Император медленно опустил на колени руку с письмами, и его глаза, широко вдруг раскрывшиеся и засветившиеся темным пламенем, задумчиво устремились на лицо Хансена.
Внимание государя не ускользнуло от внимания Пьетри, и он сказал, слегка улыбаясь:
— Странно, право, слышать от датчанина, высказывающегося здесь, в Париже, такие восторженные выражения об этом прусском министре.
— Почему же нет? — сказал спокойно Хансен. — Человек, который знает, чего хочет, и употребляет все силы, чтобы осуществить свои желания, который любит свое отечество и старается возвести его на подобающую высоту, на возможную степень могущества, производит на меня глубокое впечатление и, конечно, имеет право на уважение за свои стремления. И на восхищение, если он достигнет успеха. Между мной и Бисмарком стоит мое отечество — Дания. Мы не хотим и не можем пользоваться тем, что есть немецкого в герцогствах. Нам нужно только то, что есть в них датского и что необходимо для Дании, чтобы обеспечить свои границы. Если нам это дадут, у нас не будет никакого основания быть врагами Пруссии или Германии. Если же нас этого лишат, то Пруссия всегда и везде будет встречать маленькую Данию на стороне своих врагов, и именно в силу тех же принципов, которые руководят действиями Бисмарка.
Наполеон III внимательно слушал.
Пьетри спросил:
— Стало быть, вы вынесли такое впечатление, что можно рассчитывать на согласие Пруссии относительно осуществления датских желаний?
— Я не считаю это невозможным, — отвечал с уверенностью Хансен, — особенно если, — подчеркнул он, — Пруссия в своем, во всяком случае затруднительном положении, такой комбинацией сумела бы снискать расположение какой‑нибудь сильной державы. Тогда речь шла бы только о том, чтобы разграничить немецкие и датские интересы.
При этих словах он медленно перевел взгляд на императора. Наполеон приподнял письмо, которое держал в руке, и его тусклые глаза уставились без выражения на бумагу.
Пьетри продолжал спрашивать:
— Если, по вашим наблюдениям и впечатлениям, Бисмарк желает столкновения или хочет достичь цели, которая без столкновения недостижима, — пойдет ли король на крайности или, может быть, пожертвует своим министром? Я могу говорить с вами откровенно, — прибавил он с искренним, по‑видимому, чистосердечием, — вы живете в политическом мире и знаете так же, как я, что говорят в кругах, близких к прусскому посольству. Не вынесли вы из Берлина впечатления, что возможна замена Бисмарка графом Гольцем?

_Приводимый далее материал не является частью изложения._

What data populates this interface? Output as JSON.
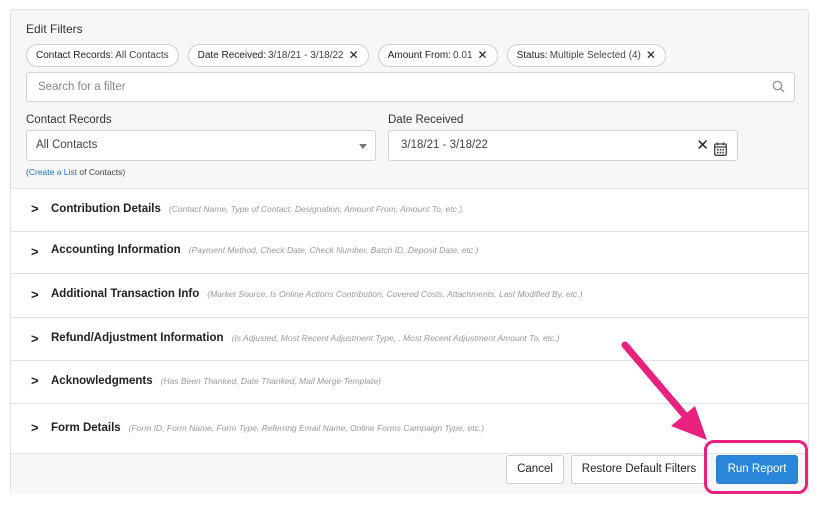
{
  "title": "Edit Filters",
  "chips": [
    {
      "name": "Contact Records:",
      "value": "All Contacts",
      "removable": false
    },
    {
      "name": "Date Received:",
      "value": "3/18/21 - 3/18/22",
      "removable": true
    },
    {
      "name": "Amount From:",
      "value": "0.01",
      "removable": true
    },
    {
      "name": "Status:",
      "value": "Multiple Selected (4)",
      "removable": true
    }
  ],
  "search": {
    "placeholder": "Search for a filter"
  },
  "contact_records": {
    "label": "Contact Records",
    "value": "All Contacts"
  },
  "date_received": {
    "label": "Date Received",
    "value": "3/18/21 - 3/18/22"
  },
  "hint": {
    "open": "(",
    "link": "Create a List",
    "rest": " of Contacts)"
  },
  "sections": [
    {
      "name": "Contribution Details",
      "desc": "(Contact Name, Type of Contact, Designation, Amount From, Amount To, etc.)"
    },
    {
      "name": "Accounting Information",
      "desc": "(Payment Method, Check Date, Check Number, Batch ID, Deposit Date, etc.)"
    },
    {
      "name": "Additional Transaction Info",
      "desc": "(Market Source, Is Online Actions Contribution, Covered Costs, Attachments, Last Modified By, etc.)"
    },
    {
      "name": "Refund/Adjustment Information",
      "desc": "(Is Adjusted, Most Recent Adjustment Type, , Most Recent Adjustment Amount To, etc.)"
    },
    {
      "name": "Acknowledgments",
      "desc": "(Has Been Thanked, Date Thanked, Mail Merge Template)"
    },
    {
      "name": "Form Details",
      "desc": "(Form ID, Form Name, Form Type, Referring Email Name, Online Forms Campaign Type, etc.)"
    }
  ],
  "buttons": {
    "cancel": "Cancel",
    "restore": "Restore Default Filters",
    "run": "Run Report"
  },
  "icons": {
    "chevron": "chevron-right-icon",
    "search": "search-icon",
    "calendar": "calendar-icon",
    "clear": "close-icon"
  },
  "colors": {
    "primary": "#2a86d8",
    "highlight": "#e8217e",
    "link": "#1a73c8"
  }
}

— Нет, — отвечал Хансен с уверенностью, — прусский король в высшей степени не расположен к войне — то есть не к войне вообще, а к войне с Австрией, Германией. Король смотрит на подобную войну весьма серьезно и настойчиво желает ее избежать. Если бы со стороны Вены сделан был шаг навстречу в принципе, то в частностях он, может быть, пошел бы на многие уступки, которые пришлись бы весьма не по сердцу Бисмарку. Но и король не сделает уступки в главном, если вопрос будет поставлен ребром. Вильгельм преобразовал армию, которая теперь, по отзыву всех компетентных людей, представляется образцовой, проведя это преобразование вопреки оппозиции парламента, и не преминет при первой представившейся возможности отстоять и упрочить могущество Пруссии в Германии. Король пойдет в бой с горечью в сердце, но все‑таки пойдет, а с первым пушечным выстрелом забудет обо всем, кроме того, что он полководец. Я, разумеется, Его Величества короля Вильгельма не видел, — прибавил Хансен, — однако все, что я высказал, представляет резюме моих разговоров с людьми, хорошо знающими ситуацию и людей. Что касается положения графа Бисмарка, то оно как нельзя более прочно. Графа Бисмарка ничто не поколеблет в доверии короля.
— Почему так? — вставил с живостью Пьетри.
— Потому что он солдат.
— То есть потому, что он носит мундир ландвера?
— Это только наружность, которую я не принимал в расчет. Бисмарк солдат в душе — он человек дела, его дипломатическое перо не дрогнет при громе пушек, и он так же спокойно проедется по полю битвы, как спокойно сидит за зеленым столом. Король это чувствует, потому что сам солдат, и потому‑то он так ему доверяет. Я знаю, что у графа Гольца много друзей, но у этих друзей много иллюзий, и я смею уверить, что если о нем говорят в Париже, то в Берлине не вспоминают ни словом.